Troy's actions were undergirded by a philosophical disdain for strong government oversight of industry, a belief widely shared by the political appointees at the FDA but perhaps most directly articulated by Troy himself. He considers himself an “originalist” in the tradition of his mentor Judge Robert Bork, whose Supreme Court nomination was blocked by Democrats in 1987. (Originalists argue for a literal reading of the U.S. Constitution to comport with their interpretation of the views of the Founding Fathers, rather than applying it flexibly to changing times.)

This is in sharp contrast to long-held policy at the FDA, where officials had always taken the view that they had a broad mandate to correct food or health problems. Mary Pendergast, the agency's deputy commissioner from 1990 to 1998, says that when she was at the FDA, “We kept saying that the Food, Drug and Cosmetic Act is the Constitution, and we would read it broadly.” But, she adds, “It seems that Troy thought that if it isn't specifically authorized in the act, then he was not inclined to do it.”

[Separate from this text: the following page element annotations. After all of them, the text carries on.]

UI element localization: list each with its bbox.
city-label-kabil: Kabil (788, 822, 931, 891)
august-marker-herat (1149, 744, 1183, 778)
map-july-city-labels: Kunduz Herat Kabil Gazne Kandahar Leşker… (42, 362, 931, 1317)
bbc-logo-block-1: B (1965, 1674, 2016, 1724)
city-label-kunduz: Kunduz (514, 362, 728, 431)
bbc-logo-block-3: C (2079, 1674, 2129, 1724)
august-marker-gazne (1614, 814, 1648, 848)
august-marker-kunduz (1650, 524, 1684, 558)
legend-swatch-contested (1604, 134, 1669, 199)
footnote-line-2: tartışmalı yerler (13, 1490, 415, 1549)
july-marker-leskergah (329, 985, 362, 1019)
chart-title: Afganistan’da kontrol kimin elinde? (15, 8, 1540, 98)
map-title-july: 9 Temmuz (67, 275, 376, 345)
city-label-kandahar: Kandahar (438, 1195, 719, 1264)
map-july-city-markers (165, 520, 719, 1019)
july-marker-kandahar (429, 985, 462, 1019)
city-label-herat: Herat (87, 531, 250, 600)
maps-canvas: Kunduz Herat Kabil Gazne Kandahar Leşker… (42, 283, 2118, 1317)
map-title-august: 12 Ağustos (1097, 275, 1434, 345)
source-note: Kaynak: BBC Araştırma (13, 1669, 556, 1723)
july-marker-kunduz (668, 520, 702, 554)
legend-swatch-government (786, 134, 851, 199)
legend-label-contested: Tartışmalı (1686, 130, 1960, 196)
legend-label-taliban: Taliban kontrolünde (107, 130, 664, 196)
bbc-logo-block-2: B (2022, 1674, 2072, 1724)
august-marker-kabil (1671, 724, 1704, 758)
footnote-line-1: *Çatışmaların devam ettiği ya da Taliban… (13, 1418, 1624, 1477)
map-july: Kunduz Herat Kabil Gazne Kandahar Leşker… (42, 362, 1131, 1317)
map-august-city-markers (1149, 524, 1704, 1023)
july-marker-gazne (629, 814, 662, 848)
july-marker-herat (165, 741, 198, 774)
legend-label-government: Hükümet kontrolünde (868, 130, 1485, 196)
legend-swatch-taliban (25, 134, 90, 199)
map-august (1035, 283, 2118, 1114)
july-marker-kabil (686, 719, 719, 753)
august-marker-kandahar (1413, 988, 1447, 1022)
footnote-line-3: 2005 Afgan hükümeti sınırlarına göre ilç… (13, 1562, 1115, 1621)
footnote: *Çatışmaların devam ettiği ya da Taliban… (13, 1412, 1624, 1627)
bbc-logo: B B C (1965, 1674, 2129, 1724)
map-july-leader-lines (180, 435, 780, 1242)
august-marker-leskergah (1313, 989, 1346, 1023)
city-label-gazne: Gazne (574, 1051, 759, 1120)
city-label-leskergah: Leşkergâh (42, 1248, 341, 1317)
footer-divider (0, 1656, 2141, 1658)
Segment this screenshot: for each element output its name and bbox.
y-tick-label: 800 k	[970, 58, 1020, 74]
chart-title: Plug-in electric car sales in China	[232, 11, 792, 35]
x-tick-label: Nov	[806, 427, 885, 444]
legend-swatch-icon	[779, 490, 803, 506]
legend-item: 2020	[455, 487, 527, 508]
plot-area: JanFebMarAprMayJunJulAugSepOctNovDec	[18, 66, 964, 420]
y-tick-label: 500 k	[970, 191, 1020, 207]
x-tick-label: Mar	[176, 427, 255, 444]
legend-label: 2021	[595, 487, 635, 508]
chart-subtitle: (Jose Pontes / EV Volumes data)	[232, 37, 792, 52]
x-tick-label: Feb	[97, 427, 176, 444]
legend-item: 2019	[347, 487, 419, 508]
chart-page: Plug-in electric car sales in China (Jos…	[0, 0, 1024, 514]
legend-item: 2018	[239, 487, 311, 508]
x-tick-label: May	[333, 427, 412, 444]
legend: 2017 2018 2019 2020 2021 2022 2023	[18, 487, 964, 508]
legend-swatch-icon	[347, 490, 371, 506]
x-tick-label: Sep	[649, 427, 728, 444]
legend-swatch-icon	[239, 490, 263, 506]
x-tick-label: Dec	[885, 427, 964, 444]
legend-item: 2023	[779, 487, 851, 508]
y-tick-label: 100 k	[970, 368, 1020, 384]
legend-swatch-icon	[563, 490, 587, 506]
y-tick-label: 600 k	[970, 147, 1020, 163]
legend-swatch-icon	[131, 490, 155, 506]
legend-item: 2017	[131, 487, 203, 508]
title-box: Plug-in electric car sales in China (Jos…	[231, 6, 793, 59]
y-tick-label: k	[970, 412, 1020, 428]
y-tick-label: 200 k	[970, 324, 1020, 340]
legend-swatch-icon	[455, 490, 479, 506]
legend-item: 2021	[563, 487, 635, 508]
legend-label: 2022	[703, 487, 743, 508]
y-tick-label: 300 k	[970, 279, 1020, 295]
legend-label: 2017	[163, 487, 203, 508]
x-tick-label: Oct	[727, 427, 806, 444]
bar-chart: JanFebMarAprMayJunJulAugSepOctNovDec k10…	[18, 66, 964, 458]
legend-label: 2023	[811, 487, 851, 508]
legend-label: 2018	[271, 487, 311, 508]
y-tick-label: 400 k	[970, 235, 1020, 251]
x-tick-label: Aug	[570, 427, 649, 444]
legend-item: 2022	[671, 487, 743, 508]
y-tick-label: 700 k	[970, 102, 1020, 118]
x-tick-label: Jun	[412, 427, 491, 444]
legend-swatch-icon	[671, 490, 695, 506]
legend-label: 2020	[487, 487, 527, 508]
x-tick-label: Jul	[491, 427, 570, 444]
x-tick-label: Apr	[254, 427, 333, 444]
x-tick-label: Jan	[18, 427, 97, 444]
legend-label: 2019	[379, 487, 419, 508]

Even as the FDA's chief counsel, Troy co-authored a paper with Bork arguing that the government does not have the right to oversee industry. They maintained that the Constitution's commerce clause does not give Congress the power to regulate manufacturers, only to oversee trade. Such a view “would eliminate most of the FDA's work,” says George Washington University law professor Peter J. Smith. “Most of the regulatory state would be eviscerated.”

Medical personnel, especially optometrists and ophthalmologists, were equally outraged, fearing many injuries if people used lenses without a doctor's care. Manufacturers, too, were concerned, fearing their products would be blamed for the growing number of injuries. And many had already gone through the regulatory process and wanted new companies to compete on a level playing field. Democratic Representative Henry Waxman wrote then-Health and Human Services Secretary Tommy Thompson in August 2002 about Troy's plan, urging him to stop it.

Faced with tremendous dissension throughout the FDA, the medical community, Congress, and manufacturers, Troy wanted the imprimatur of the commissioner, at the time former White House insider Mark McClellan, on this change. The commissioner's office forced the policy on career staff.

By late 2002, Troy was advising a British manufacturer on how to market the product as a cosmetic, even while Thompson was assuring Waxman that the FDA had no intention of changing agency requirements on cosmetic lenses.

The new FDA policy was publicly signaled by a statement from Troy's office on April 1, 2003. Infections and other medical problems continued. Steinemann says his hospital has seen dozens of injured teens. The American Academy of Ophthalmologists and the American Optometric Association, along with U.S. manufacturers, has lobbied hard on Capitol Hill. More than two years later Congress finally reasserted stronger FDA oversight, at least on this issue.

Barbara T. Dreyfuss is a freelance writer based in Alexandria, Virginia.